Understanding the contexts in which science operates today requires addressing the convergence of multiple, interlocking disruptions that span ecological, economic, social, and institutional domains. Rather than unfolding as discrete events, these crises compound over time, feeding into each other and magnifying systemic instability. A clear example is the ongoing deforestation of the Amazon rainforest. Driven by global commodity markets, agribusiness expansion, weakened environmental governance, and political contestation, deforestation accelerates biodiversity loss, intensifies climate change, and disrupts the hydrological systems that sustain agriculture and energy production across South America. At the same time, it threatens indigenous livelihoods and fuels social conflict. Addressing such complex and contested issues requires interfaces between science and society that go beyond conventional expert models –incorporating local knowledge, ethical reflection, and participatory engagement (Guimarães Pereira et al, 2006). Similarly, Turnhout, Dewulf, and Hulme (2016) emphasize that policy-relevant knowledge for global environmental problems like Amazon deforestation must be reflexive, co-produced, and responsive to plural values. These insights resonate with the broader framework of dynamic sustainability proposed by Leach, Scoones, and Stirling (2010), who stress the need for adaptive and socially just approaches to navigate uncertainty and contestation. In such contexts, PNS offers both a diagnostic and a normative stance: recognizing the limits of prediction and control, while fostering inclusive, deliberative, and context-sensitive responses.

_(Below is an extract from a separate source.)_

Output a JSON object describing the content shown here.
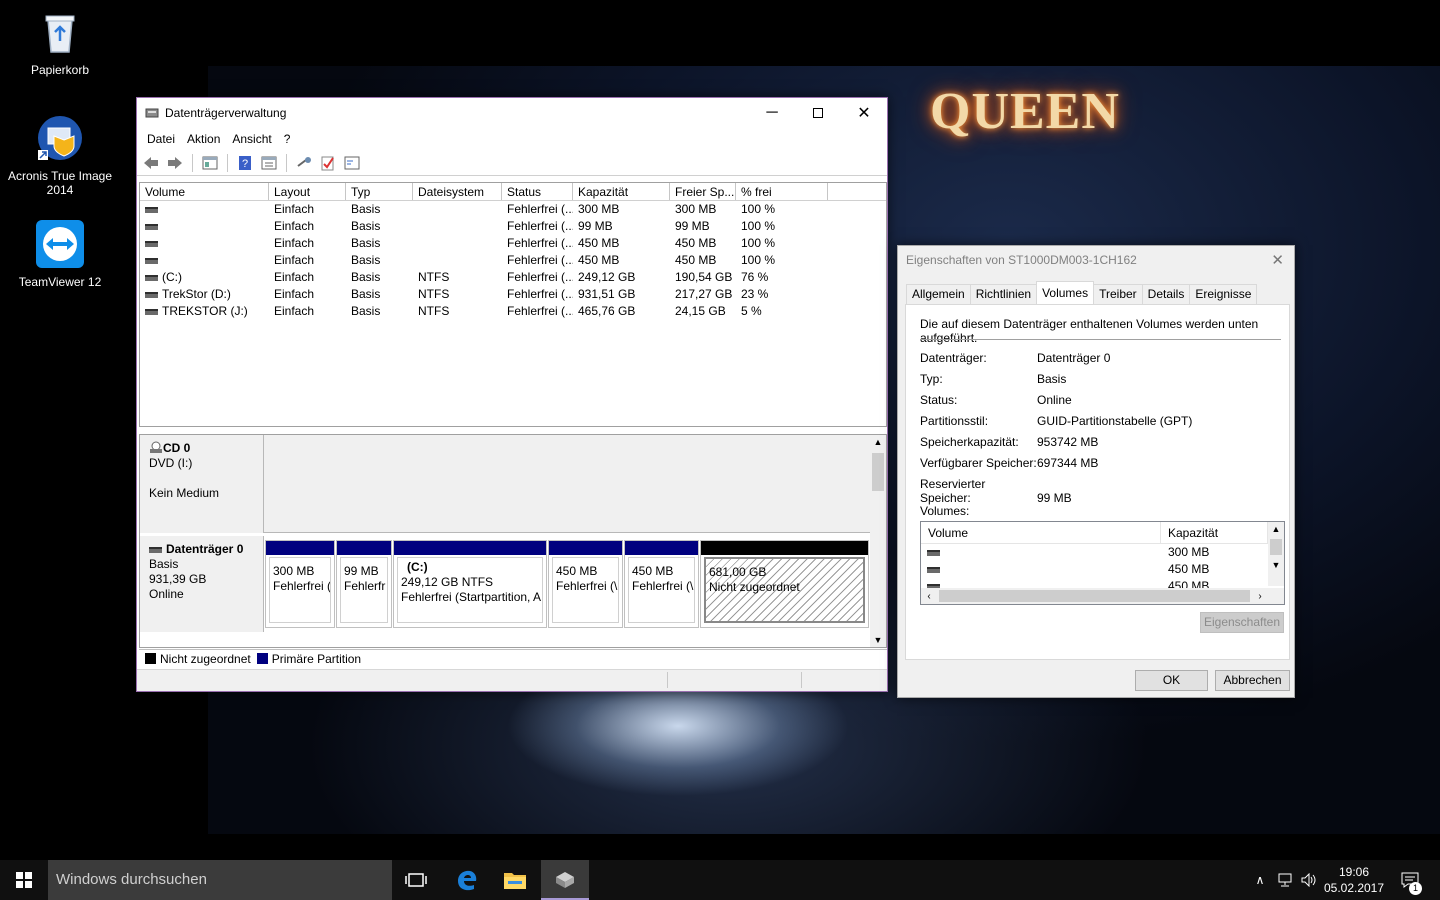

PNS does not seek to define ‘science’ as a fixed or universally participatory endeavor. Rather, reflexively rethinking ‘science’ calls for engagement with complexity as a means of studying knowledge creation practices in all their diversity – to stay with the uncertainty, the diversity, and the discomfort that accompany real-world governance. Under post-normal conditions, governance must be iterative and adaptive, involving not only technical judgement but also humility, pluralism, and openness to alternative ways of knowing. Rather than pursuing closure through premature consensus, the PNS framework supports approaches that foster collective learning – approaches that remain sensitive to power differentials, competing values, evolving understanding, and the contingencies of lived experience. Shifting the terms of the debate about science and its responsibility in facing humanity’s challenges away from choosing between collapse and transformation may help us navigate the spaces in between, where small shifts, negotiated compromises, and shared responsibilities take root.